Au soutien de ses allégations relatives à l’existence d’une promesse unilatérale de contrat de travail, M. [E] verse aux débats un document comportant des annotations manuscrites relatives au montant d’une rémunération, au nombre de jours travaillés et à la mention d’un contrat de travail à durée déterminée. Il convient de souligner que ces éléments sont portés sur deux pages comportant des écritures différentes. Il produit également la copie d’un groupe whatsapp intitulé « équipe de cuisine », faisant apparaître un message à la date du 27 février 2023, précisant : « Bonsoir à tous. Merci d’accueillir le nouveau chef cuisinier en la personne de [P] [E] et notre nouveau barman [O] ».
Toutefois, et ainsi que l’ont souligné les premiers juges, il appert que le document produit ne comporte aucune mention permettant de le rattacher à la société [5], ni aucune signature ni date.

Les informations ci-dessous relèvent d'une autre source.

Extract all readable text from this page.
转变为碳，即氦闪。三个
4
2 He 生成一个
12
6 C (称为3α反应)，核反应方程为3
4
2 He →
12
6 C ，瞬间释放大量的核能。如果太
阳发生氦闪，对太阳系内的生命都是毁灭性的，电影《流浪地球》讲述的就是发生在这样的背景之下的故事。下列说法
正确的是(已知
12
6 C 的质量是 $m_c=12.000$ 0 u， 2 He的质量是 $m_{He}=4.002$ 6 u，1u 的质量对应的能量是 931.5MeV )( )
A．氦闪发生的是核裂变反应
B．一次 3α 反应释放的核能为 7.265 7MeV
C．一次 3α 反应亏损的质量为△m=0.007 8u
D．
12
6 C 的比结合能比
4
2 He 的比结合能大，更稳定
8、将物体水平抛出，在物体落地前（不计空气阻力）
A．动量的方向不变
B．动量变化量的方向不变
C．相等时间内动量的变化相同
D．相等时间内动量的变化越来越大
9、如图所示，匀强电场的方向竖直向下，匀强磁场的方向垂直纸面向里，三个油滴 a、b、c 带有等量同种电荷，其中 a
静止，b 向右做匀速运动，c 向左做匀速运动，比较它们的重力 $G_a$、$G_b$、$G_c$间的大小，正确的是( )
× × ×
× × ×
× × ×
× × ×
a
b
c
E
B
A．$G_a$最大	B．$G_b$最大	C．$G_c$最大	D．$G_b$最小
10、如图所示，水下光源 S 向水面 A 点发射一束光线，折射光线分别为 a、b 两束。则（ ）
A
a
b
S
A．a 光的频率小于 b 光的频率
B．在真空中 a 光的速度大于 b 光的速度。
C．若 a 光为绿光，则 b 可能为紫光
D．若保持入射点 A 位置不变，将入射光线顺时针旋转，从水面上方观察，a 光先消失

Il sera également observé que, contrairement à ce que soutient le salarié, aucune date d’entrée en fonctions n’apparaît sur ce document.
Le message whatsapp produit par M. [E], qui émane d’un groupe et d’un destinataire peu identifiables, n’est pas de nature à constituer une offre d’emploi ou une promesse unilatérale de contrat de travail.
Dans ces conditions, c’est à juste titre que les premiers juges ont débouté M. [E] de sa demande de reconnaissance d’une promesse d’embauche valant contrat de travail, étant observé que les mêmes pièces précitées ne justifient pas davantage la réalisation d’un travail effectif sous la subordination de l’employeur.
Par voie de conséquence ses demandes relatives au versement d’une indemnité forfaitaire pour travail dissimulé et celles concernant la rupture du contrat de travail (indemnité compensatrice de préavis et congés payés y afférents, indemnité légale de licenciement, indemnité de licenciement sans cause réelle et sérieuse et dommages et intérêts pour perte de chance de percevoir des indemnités de chômage) ne peuvent qu’être rejetées.
Le jugement sera confirmé sur ces points.
Sur les autres demandes :
Compte tenu de l’issue du présent litige, il convient débouter M. [E] de sa demande formulée sur le fondement de l’article 700 du code de procédure civile au titre des frais irrépétibles de l’instance d’appel.
Les dépens de première instance et d’appel seront mis à la charge de M. [E].
PAR CES MOTIFS :
La cour, statuant publiquement, par arrêt rendu par défaut, mis à disposition au greffe et en dernier ressort,
Confirme en toutes ses dispositions le jugement rendu le 12 décembre 2024 par le conseil de prud’hommes de Basse-Terre entre M. [E] [P] et la Sarl [5],
Déboute M. [E] [P] de sa demande formulée sur le fondement de l’article 700 du code de procédure civile au titre des frais irrépétibles d’appel,
Condamne M. [E] [P] aux dépens de première instance et de l’instance d’appel.